The key had come from spectroscopic examination of pre-1902 lavas from Peléée's crater. The older rocks had shown inexplicable gaps among the metallic elements expected there. A year and a half of empirical research followed, guided more by Dr. Weygand's intuition than by the battery of scientific instrumentation her employers had rushed out at the first signs of success. The principle ultimately discovered was of little utility as a general power source—but then, Olin-Amerika had not been looking for a way to heat homes.

Weygand determined that metallic atoms of a fixed magnetic orientation could be converted directly into energy by the proper combination of heat, pressure, and intersecting magnetic fields. Old lava locks its rich metallic burden in a pattern dictated by the magnetic ambiance at the time the flow cools. At Peléée in 1902, the heavy Gauss loads of the new eruption made a chance alignment with the restressed lava of the crater's rim.
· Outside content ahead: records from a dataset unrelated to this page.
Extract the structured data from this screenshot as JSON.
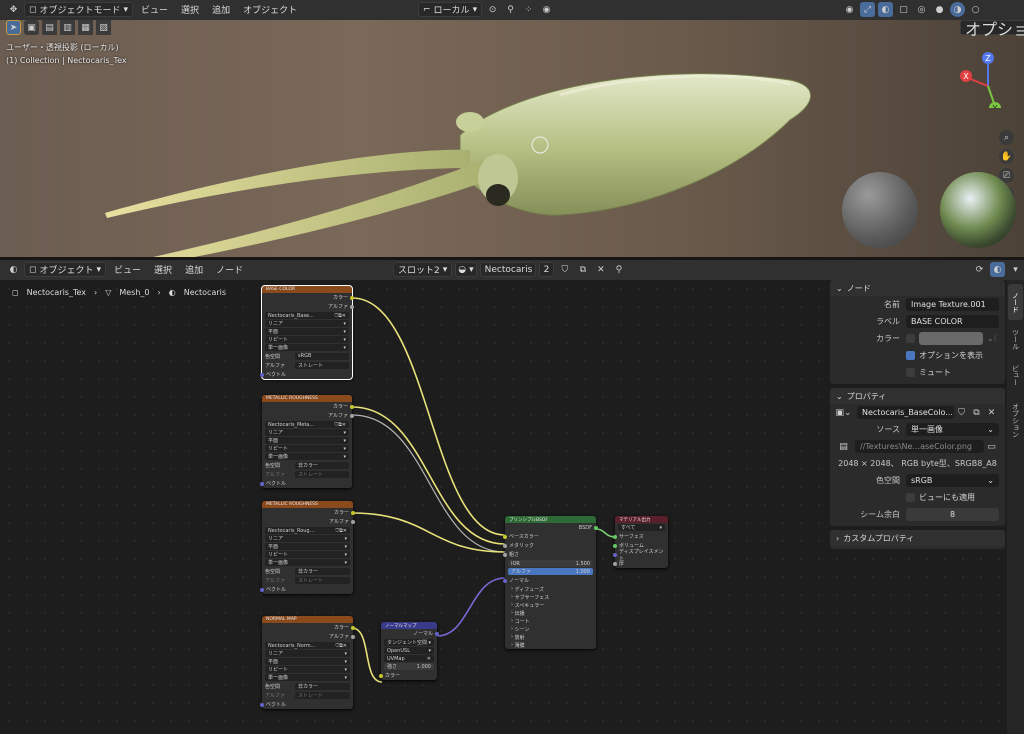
{
  "topbar": {
    "mode": "オブジェクトモード",
    "menus": [
      "ビュー",
      "選択",
      "追加",
      "オブジェクト"
    ],
    "transform_orientation": "ローカル"
  },
  "viewport": {
    "view_name": "ユーザー・透視投影 (ローカル)",
    "collection_info": "(1) Collection | Nectocaris_Tex",
    "options_label": "オプション",
    "gizmo": {
      "x": "X",
      "y": "Y",
      "z": "Z"
    }
  },
  "node_header": {
    "editor_mode": "オブジェクト",
    "menus": [
      "ビュー",
      "選択",
      "追加",
      "ノード"
    ],
    "slot": "スロット2",
    "material": "Nectocaris",
    "users": "2"
  },
  "breadcrumb": [
    "Nectocaris_Tex",
    "Mesh_0",
    "Nectocaris"
  ],
  "colors": {
    "tex_header": "#8a4a1c",
    "bsdf_header": "#2e6a35",
    "output_header": "#5a1f2a",
    "vector_header": "#3a3a8a",
    "link_yellow": "#e8e27a",
    "link_grey": "#b4b4b4",
    "link_purple": "#7a6ad8",
    "accent": "#4a78c0"
  },
  "nodes": {
    "t1": {
      "title": "BASE COLOR",
      "out_color": "カラー",
      "out_alpha": "アルファ",
      "image": "Nectocaris_Base...",
      "interp": "リニア",
      "proj": "平面",
      "ext": "リピート",
      "src": "単一画像",
      "cs_label": "色空間",
      "cs": "sRGB",
      "al_label": "アルファ",
      "al": "ストレート",
      "vec": "ベクトル"
    },
    "t2": {
      "title": "METALLIC ROUGHNESS",
      "out_color": "カラー",
      "out_alpha": "アルファ",
      "image": "Nectocaris_Meta...",
      "interp": "リニア",
      "proj": "平面",
      "ext": "リピート",
      "src": "単一画像",
      "cs_label": "色空間",
      "cs": "非カラー",
      "al_label": "アルファ",
      "al": "ストレート",
      "vec": "ベクトル"
    },
    "t3": {
      "title": "METALLIC ROUGHNESS",
      "out_color": "カラー",
      "out_alpha": "アルファ",
      "image": "Nectocaris_Roug...",
      "interp": "リニア",
      "proj": "平面",
      "ext": "リピート",
      "src": "単一画像",
      "cs_label": "色空間",
      "cs": "非カラー",
      "al_label": "アルファ",
      "al": "ストレート",
      "vec": "ベクトル"
    },
    "t4": {
      "title": "NORMAL MAP",
      "out_color": "カラー",
      "out_alpha": "アルファ",
      "image": "Nectocaris_Norm...",
      "interp": "リニア",
      "proj": "平面",
      "ext": "リピート",
      "src": "単一画像",
      "cs_label": "色空間",
      "cs": "非カラー",
      "al_label": "アルファ",
      "al": "ストレート",
      "vec": "ベクトル"
    },
    "nm": {
      "title": "ノーマルマップ",
      "out": "ノーマル",
      "space": "タンジェント空間",
      "uv_method": "OpenUSL",
      "uv": "UVMap",
      "str_label": "強さ",
      "str": "1.000",
      "in_color": "カラー"
    },
    "bsdf": {
      "title": "プリンシプルBSDF",
      "out": "BSDF",
      "base": "ベースカラー",
      "metal": "メタリック",
      "rough": "粗さ",
      "ior_label": "IOR",
      "ior": "1.500",
      "alpha_label": "アルファ",
      "alpha": "1.000",
      "normal": "ノーマル",
      "subs": [
        "ディフューズ",
        "サブサーフェス",
        "スペキュラー",
        "伝播",
        "コート",
        "シーン",
        "放射",
        "薄膜"
      ]
    },
    "out": {
      "title": "マテリアル出力",
      "target": "すべて",
      "surface": "サーフェス",
      "volume": "ボリューム",
      "disp": "ディスプレイスメント",
      "thick": "厚"
    }
  },
  "panel": {
    "node_section": "ノード",
    "name_label": "名前",
    "name": "Image Texture.001",
    "label_label": "ラベル",
    "label": "BASE COLOR",
    "color_label": "カラー",
    "show_options": "オプションを表示",
    "mute": "ミュート",
    "prop_section": "プロパティ",
    "image_name": "Nectocaris_BaseColo...",
    "source_label": "ソース",
    "source": "単一画像",
    "filepath": "//Textures\\Ne...aseColor.png",
    "info": "2048 × 2048、 RGB byte型、SRGB8_A8",
    "colorspace_label": "色空間",
    "colorspace": "sRGB",
    "view_as_render": "ビューにも適用",
    "seam_label": "シーム余白",
    "seam": "8",
    "custom_section": "カスタムプロパティ"
  },
  "side_tabs": [
    "ノード",
    "ツール",
    "ビュー",
    "オプション"
  ]
}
Matter flashed into energy in a line dictated by the intersection, ripping other atoms free of the basalt matrix and converting them in turn. Below in Saint-Pierre, humans burned.

When the principle had been discovered, it remained only to refine its destructiveness. Experiments were held with different fuel elements and matrix materials. A copper-cobalt charge in a wafer of microporous polyurethane became the standard, since it appeared to give maximum energy release with the least tendency to scatter. Because the discharge was linear, there was no need of a tube to channel the force as a rifle's barrel does; but some immediate protection from air-induced scatter was necessary for a hand-held weapon. The best barrel material was iridium. Tungsten and osmium were even more refractory, but those elements absorbed a large component of the discharge instead of reflecting it as the iridium did.
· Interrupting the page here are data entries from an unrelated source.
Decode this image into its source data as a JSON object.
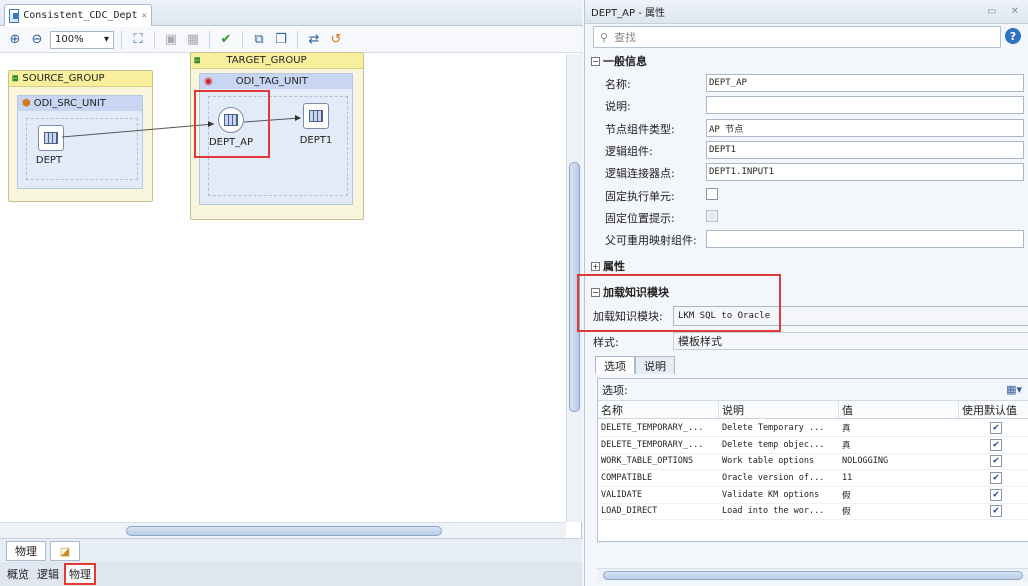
{
  "editor": {
    "tab_title": "Consistent_CDC_Dept",
    "zoom": "100%",
    "groups": {
      "source": {
        "title": "SOURCE_GROUP",
        "unit": "ODI_SRC_UNIT",
        "node": "DEPT"
      },
      "target": {
        "title": "TARGET_GROUP",
        "unit": "ODI_TAG_UNIT",
        "node_ap": "DEPT_AP",
        "node_target": "DEPT1"
      }
    },
    "bottom_tabs": {
      "physical": "物理"
    },
    "view_tabs": [
      "概览",
      "逻辑",
      "物理"
    ]
  },
  "properties": {
    "title": "DEPT_AP - 属性",
    "search_placeholder": "查找",
    "help": "?",
    "general": {
      "section": "一般信息",
      "rows": [
        {
          "label": "名称:",
          "value": "DEPT_AP"
        },
        {
          "label": "说明:",
          "value": ""
        },
        {
          "label": "节点组件类型:",
          "value": "AP 节点"
        },
        {
          "label": "逻辑组件:",
          "value": "DEPT1"
        },
        {
          "label": "逻辑连接器点:",
          "value": "DEPT1.INPUT1"
        }
      ],
      "fixed_unit_label": "固定执行单元:",
      "fixed_location_label": "固定位置提示:",
      "parent_mapping_label": "父可重用映射组件:"
    },
    "attributes_section": "属性",
    "lkm": {
      "section": "加载知识模块",
      "label": "加载知识模块:",
      "value": "LKM SQL to Oracle",
      "style_label": "样式:",
      "style_value": "模板样式"
    },
    "subtabs": [
      "选项",
      "说明"
    ],
    "options": {
      "title": "选项:",
      "columns": [
        "名称",
        "说明",
        "值",
        "使用默认值"
      ],
      "rows": [
        {
          "name": "DELETE_TEMPORARY_...",
          "desc": "Delete Temporary ...",
          "value": "真",
          "default": true
        },
        {
          "name": "DELETE_TEMPORARY_...",
          "desc": "Delete temp objec...",
          "value": "真",
          "default": true
        },
        {
          "name": "WORK_TABLE_OPTIONS",
          "desc": "Work table options",
          "value": "NOLOGGING",
          "default": true
        },
        {
          "name": "COMPATIBLE",
          "desc": "Oracle version of...",
          "value": "11",
          "default": true
        },
        {
          "name": "VALIDATE",
          "desc": "Validate KM options",
          "value": "假",
          "default": true
        },
        {
          "name": "LOAD_DIRECT",
          "desc": "Load into the wor...",
          "value": "假",
          "default": true
        }
      ]
    }
  },
  "colors": {
    "highlight": "#e13838",
    "group_bg": "#f8f6dc",
    "unit_bg": "#e4ebf8"
  }
}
To function in service, the new weapons needed to be cooled. Even if a white-hot barrel did not melt, the next charge certainly would vaporize before it could be fired. Liquified gas, generally nitrogen or one of the noble gases which would not themselves erode the metal, was therefore released into the bore after every shot. Multiple barrels, either rotating like those of a Gatling gun or fixed like those of the mitrailleuse, the Gatling's French contemporary, were used to achieve high rates of fire or to fire very high-intensity charges. Personal weapons were generally semiautomatic to keep weight and bulk within manageable limits. Submachine guns with large gas reservoirs to fire pistol charges had their uses and advocates, as their bullet-firing predecessors had.